Ooty to most people conjures up images of rolling hills, deep dark forests, gurgling streams, not to mention the ubiquitous botanical gardens and the lake , all bathed in glorious sunlight, or at the most a romantic mist. But then, a vast majority stays here only for a few days as tourists. Very few people actually have the privilege to live in the queen of hills for most of their lives and therefore know that its not quite the same at all times of the year. We have the unique distinction of being one of the very few places to receive both the south west and the north east monsoon in full spate. That simply means that it rains most days of the year.
I have often been surprised by people in the plains longing for the rains. For me it has always been something that has to be borne stoically. Going to school everyday in the seemingly endless, ice-cold, rain with the wind howling in your ears is not really something to be longed for. Most of the times there is no electricity for days on end because some tree has fallen on the electric lines somewhere, the clothes take weeks to dry and everywhere there is the smell of dampness. Ooty during the monsoons is a morass of mud and water.
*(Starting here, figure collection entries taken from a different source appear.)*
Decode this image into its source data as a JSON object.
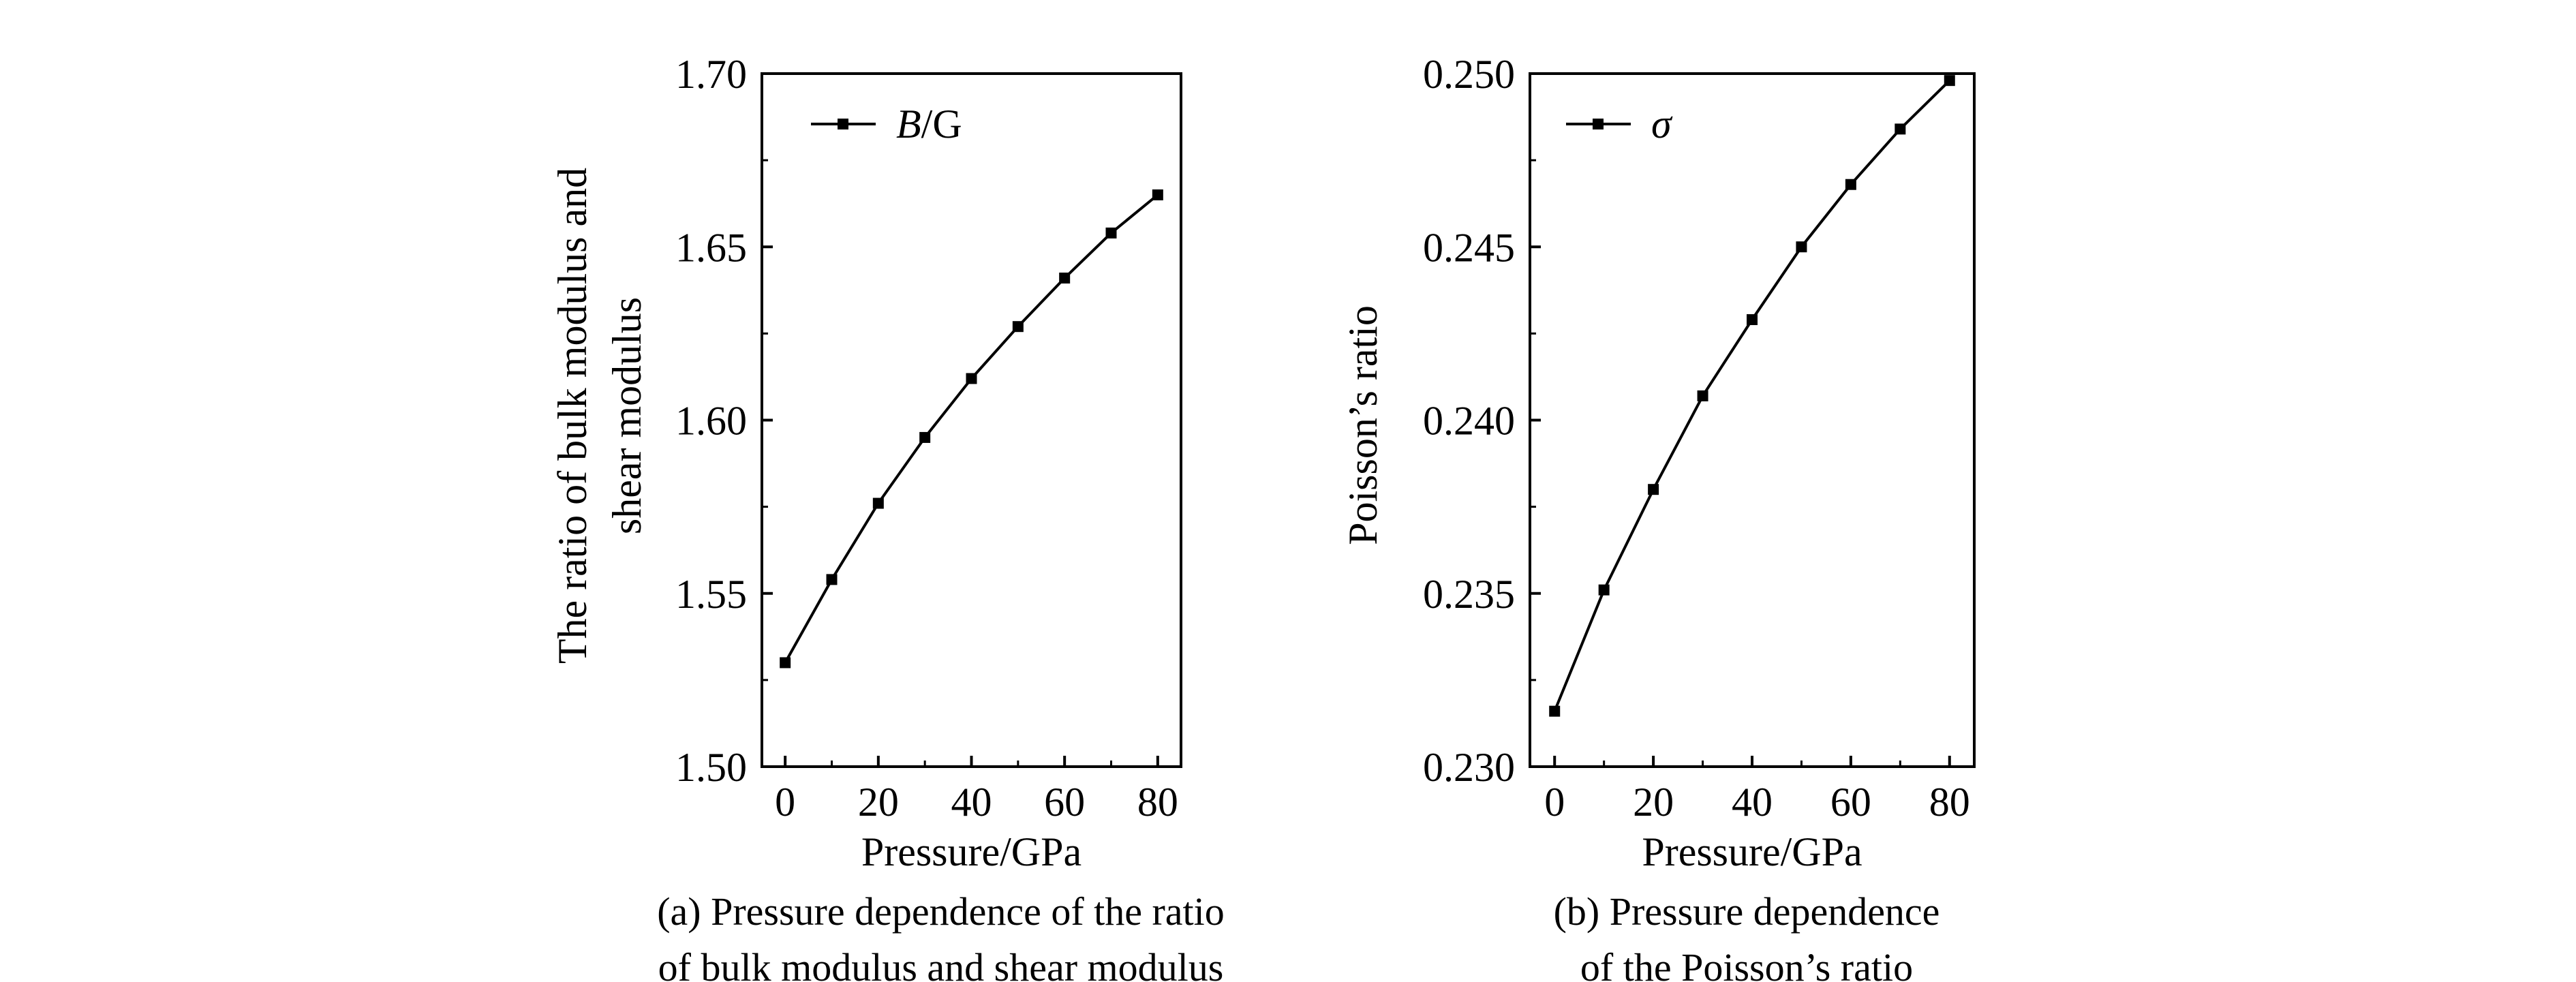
{
  "chart_data": [
    {
      "type": "line",
      "series": [
        {
          "name": "B/G",
          "x": [
            0,
            10,
            20,
            30,
            40,
            50,
            60,
            70,
            80
          ],
          "values": [
            1.53,
            1.554,
            1.576,
            1.595,
            1.612,
            1.627,
            1.641,
            1.654,
            1.665
          ]
        }
      ],
      "legend": {
        "italic": "B",
        "rest": "/G",
        "placement": "top-left"
      },
      "xlabel": "Pressure/GPa",
      "ylabel_lines": [
        "The ratio of bulk modulus and",
        "shear modulus"
      ],
      "xlim": [
        -5,
        85
      ],
      "ylim": [
        1.5,
        1.7
      ],
      "xticks": [
        0,
        20,
        40,
        60,
        80
      ],
      "xtick_labels": [
        "0",
        "20",
        "40",
        "60",
        "80"
      ],
      "yticks": [
        1.5,
        1.55,
        1.6,
        1.65,
        1.7
      ],
      "ytick_labels": [
        "1.50",
        "1.55",
        "1.60",
        "1.65",
        "1.70"
      ],
      "caption_lines": [
        "(a) Pressure dependence of the ratio",
        "of bulk modulus and shear modulus"
      ]
    },
    {
      "type": "line",
      "series": [
        {
          "name": "σ",
          "x": [
            0,
            10,
            20,
            30,
            40,
            50,
            60,
            70,
            80
          ],
          "values": [
            0.2316,
            0.2351,
            0.238,
            0.2407,
            0.2429,
            0.245,
            0.2468,
            0.2484,
            0.2498
          ]
        }
      ],
      "legend": {
        "italic": "σ",
        "rest": "",
        "placement": "top-left"
      },
      "xlabel": "Pressure/GPa",
      "ylabel_lines": [
        "Poisson’s ratio"
      ],
      "xlim": [
        -5,
        85
      ],
      "ylim": [
        0.23,
        0.25
      ],
      "xticks": [
        0,
        20,
        40,
        60,
        80
      ],
      "xtick_labels": [
        "0",
        "20",
        "40",
        "60",
        "80"
      ],
      "yticks": [
        0.23,
        0.235,
        0.24,
        0.245,
        0.25
      ],
      "ytick_labels": [
        "0.230",
        "0.235",
        "0.240",
        "0.245",
        "0.250"
      ],
      "caption_lines": [
        "(b) Pressure dependence",
        "of the Poisson’s ratio"
      ]
    }
  ],
  "colors": {
    "line": "#000000",
    "marker": "#000000",
    "axis": "#000000"
  }
}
The most beautiful fragrance on earth, when the first rains hit the dry, parched earth, to give it life, was something I had never experienced in ooty.
The term ‘Magical Monsoon’ has never made sense to me before until now. I am in Cochin where the monsoons have burst forth in all their glory. It rains and rains and rains all day and all night. There are very frequent power cuts. Clothes don't dry, buses dont come on time. I don’t feel home-sick anymore. I’ve just realized that the rain can actually be beautiful. Especially while standing under an umbrella with a friend, eating ice cream and watching it pouring down on a gray choppy sea.
Im waiting to go and rediscover the magic back home in Ooty.